Sempre que lhe perguntavam o que queria ser quando crescesse, Fernando Sabino respondia: "Quero ser criança". Uma boa resposta, que ele não conseguiu realizar ao longo da vida. Pois nunca deixou de ser um rapaz, um bom rapaz. E, como bom rapaz, foi campeão de natação no Minas Atlético Clube, casou, teve filhos, escreveu livros, tocou bateria, viajou muito, estava sempre pronto para um papo inteligente e divertido.
Aos 32 anos, escreveu um romance que foi o livro de uma geração. Um livro até certo ponto autobiográfico, mas todos se reconheceram naquele Eduardo Marciano de "O Encontro Marcado", publicado em 1956, mas lido e relido até hoje.
E o rapaz não parou no sucesso. Escreveu crônicas que também marcaram um tempo - o dele e o nosso. Curiosa virada de Sabino. No romance, pintou uma panorâmica de sua geração, um painel das angústias e esperanças de todos os rapazes dos anos 50, a que não faltava uma carga de humor que seria a marca de toda a sua obra.
Ao adotar a crônica, na qual logo se tornaria um mestre, ele trocou a panorâmica pelo close, o painel pelo pontual, e não foi à toa que deu à página que escrevia em "Manchete" o título permanente de "A aventura do cotidiano".
Sua dignidade pessoal e profissional isolou-o numa relativa reclusão, evitando o badalo inconseqüente, o deslumbramento pela exposição iluminada da mídia.
Com a sua morte, perdemos um ser humano adorável, alegre, gozador, sério, solidário. Um escritor que ficará para sempre entre os nossos maiores.
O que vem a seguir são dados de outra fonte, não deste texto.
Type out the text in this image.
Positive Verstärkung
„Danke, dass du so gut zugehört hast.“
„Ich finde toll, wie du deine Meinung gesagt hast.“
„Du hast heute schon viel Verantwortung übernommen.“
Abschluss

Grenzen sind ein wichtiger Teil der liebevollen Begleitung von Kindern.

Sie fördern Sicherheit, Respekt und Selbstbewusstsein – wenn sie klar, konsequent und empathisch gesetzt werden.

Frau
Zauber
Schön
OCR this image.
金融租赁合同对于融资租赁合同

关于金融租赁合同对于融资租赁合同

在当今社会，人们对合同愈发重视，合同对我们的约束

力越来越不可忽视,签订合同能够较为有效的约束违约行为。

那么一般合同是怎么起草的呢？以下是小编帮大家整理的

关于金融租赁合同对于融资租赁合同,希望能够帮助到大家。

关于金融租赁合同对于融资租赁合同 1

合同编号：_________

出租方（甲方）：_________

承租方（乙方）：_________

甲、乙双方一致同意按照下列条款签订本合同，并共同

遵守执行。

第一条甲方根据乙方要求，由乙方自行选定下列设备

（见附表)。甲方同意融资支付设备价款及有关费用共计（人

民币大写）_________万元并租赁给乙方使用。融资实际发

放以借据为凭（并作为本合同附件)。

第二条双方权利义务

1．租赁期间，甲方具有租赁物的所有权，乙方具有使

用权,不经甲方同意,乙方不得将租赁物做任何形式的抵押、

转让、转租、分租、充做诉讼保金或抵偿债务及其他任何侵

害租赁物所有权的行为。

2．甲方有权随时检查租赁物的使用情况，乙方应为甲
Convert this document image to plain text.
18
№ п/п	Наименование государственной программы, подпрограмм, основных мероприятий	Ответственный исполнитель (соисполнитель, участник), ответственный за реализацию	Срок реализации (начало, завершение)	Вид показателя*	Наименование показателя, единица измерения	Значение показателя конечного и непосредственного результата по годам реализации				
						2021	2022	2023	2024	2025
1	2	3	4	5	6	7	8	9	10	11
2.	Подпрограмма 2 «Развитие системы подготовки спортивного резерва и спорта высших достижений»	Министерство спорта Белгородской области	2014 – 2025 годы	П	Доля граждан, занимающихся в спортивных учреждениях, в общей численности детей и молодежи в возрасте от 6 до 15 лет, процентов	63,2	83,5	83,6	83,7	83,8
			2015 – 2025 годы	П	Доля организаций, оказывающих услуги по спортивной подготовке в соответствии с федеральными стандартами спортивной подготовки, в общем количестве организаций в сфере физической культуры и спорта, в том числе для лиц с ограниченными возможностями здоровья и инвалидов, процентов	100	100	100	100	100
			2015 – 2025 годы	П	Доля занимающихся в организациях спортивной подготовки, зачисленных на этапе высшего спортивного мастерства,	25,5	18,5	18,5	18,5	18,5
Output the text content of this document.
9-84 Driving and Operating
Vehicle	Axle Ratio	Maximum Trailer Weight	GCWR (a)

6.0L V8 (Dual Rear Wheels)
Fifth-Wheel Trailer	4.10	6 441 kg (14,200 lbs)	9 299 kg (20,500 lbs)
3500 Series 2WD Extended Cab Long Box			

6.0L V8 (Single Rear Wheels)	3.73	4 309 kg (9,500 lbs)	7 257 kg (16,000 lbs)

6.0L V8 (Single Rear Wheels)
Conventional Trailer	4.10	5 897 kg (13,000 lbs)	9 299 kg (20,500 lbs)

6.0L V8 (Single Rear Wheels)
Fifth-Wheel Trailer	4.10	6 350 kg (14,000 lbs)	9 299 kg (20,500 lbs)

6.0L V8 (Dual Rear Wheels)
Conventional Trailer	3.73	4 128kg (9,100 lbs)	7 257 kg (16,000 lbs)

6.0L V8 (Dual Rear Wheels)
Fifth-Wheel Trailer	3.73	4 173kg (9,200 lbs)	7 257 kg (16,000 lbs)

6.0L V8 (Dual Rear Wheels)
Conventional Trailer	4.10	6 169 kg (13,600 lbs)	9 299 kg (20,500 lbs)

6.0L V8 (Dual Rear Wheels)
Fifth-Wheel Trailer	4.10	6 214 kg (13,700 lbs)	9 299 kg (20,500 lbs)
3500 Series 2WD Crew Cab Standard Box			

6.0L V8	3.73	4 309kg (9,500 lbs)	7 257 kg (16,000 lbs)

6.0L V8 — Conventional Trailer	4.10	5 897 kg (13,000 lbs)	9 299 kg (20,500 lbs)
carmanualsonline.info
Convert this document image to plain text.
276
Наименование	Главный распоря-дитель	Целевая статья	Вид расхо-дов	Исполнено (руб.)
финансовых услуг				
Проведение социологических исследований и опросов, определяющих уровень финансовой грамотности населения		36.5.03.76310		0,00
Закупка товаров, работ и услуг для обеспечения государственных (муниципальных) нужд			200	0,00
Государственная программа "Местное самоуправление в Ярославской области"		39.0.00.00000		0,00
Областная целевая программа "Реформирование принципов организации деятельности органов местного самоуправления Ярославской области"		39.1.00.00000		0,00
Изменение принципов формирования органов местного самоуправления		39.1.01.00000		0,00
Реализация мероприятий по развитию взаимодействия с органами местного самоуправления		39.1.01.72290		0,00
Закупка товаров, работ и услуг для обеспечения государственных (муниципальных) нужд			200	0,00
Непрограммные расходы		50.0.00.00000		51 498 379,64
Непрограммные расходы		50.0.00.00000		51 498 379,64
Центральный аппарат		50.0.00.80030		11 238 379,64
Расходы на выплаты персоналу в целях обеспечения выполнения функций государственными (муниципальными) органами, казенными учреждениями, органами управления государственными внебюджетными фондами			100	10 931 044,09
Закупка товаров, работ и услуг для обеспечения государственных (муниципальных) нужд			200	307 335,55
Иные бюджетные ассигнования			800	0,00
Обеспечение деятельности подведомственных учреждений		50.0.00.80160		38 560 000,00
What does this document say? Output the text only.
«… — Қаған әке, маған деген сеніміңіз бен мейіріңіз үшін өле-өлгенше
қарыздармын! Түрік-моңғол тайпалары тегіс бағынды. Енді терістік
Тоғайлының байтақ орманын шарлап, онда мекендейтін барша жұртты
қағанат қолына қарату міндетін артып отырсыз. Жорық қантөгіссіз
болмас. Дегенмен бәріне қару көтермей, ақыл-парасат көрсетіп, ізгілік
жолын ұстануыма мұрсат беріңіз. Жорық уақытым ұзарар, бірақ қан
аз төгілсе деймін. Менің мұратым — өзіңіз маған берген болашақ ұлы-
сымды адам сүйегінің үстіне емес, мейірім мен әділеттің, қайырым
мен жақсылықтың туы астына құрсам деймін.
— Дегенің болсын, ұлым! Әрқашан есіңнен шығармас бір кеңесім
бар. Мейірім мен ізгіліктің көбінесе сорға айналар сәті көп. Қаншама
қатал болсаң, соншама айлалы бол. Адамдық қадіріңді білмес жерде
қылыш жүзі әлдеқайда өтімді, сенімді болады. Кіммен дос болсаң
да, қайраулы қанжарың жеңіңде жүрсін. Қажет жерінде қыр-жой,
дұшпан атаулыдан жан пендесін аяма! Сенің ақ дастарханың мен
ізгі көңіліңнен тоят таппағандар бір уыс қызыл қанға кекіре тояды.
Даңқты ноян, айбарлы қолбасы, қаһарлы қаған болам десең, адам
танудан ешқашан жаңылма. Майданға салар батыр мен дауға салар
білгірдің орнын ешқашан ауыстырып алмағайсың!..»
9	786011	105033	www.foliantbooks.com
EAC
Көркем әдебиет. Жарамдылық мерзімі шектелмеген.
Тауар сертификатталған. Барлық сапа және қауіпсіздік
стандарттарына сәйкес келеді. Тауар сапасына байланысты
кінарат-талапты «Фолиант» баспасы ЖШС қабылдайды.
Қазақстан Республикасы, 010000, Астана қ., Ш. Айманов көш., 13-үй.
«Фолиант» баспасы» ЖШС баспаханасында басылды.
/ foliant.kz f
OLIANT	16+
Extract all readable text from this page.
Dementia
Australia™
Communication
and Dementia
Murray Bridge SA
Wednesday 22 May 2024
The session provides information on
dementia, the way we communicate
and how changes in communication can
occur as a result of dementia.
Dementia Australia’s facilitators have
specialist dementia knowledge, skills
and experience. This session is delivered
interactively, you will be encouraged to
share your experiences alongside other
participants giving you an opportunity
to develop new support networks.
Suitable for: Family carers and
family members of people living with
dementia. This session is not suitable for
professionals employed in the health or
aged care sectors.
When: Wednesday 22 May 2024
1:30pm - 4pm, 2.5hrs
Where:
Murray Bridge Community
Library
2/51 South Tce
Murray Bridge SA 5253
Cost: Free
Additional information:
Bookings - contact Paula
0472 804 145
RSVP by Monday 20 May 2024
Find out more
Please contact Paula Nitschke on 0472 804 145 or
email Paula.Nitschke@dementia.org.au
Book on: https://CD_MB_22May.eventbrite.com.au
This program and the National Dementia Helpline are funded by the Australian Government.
E eu, de minha parte, perdi o amigo que me telefonava, falando num jato coisas bonitas e gostosas, que me alegravam e edificavam. Uma de minhas glórias foi no dia em que passei pela alfândega e cismaram com minha mala. Um fiscal liberou-me, pensando que eu fosse Fernando Sabino. E comentou para os colegas dele: "Ele é gente boa!".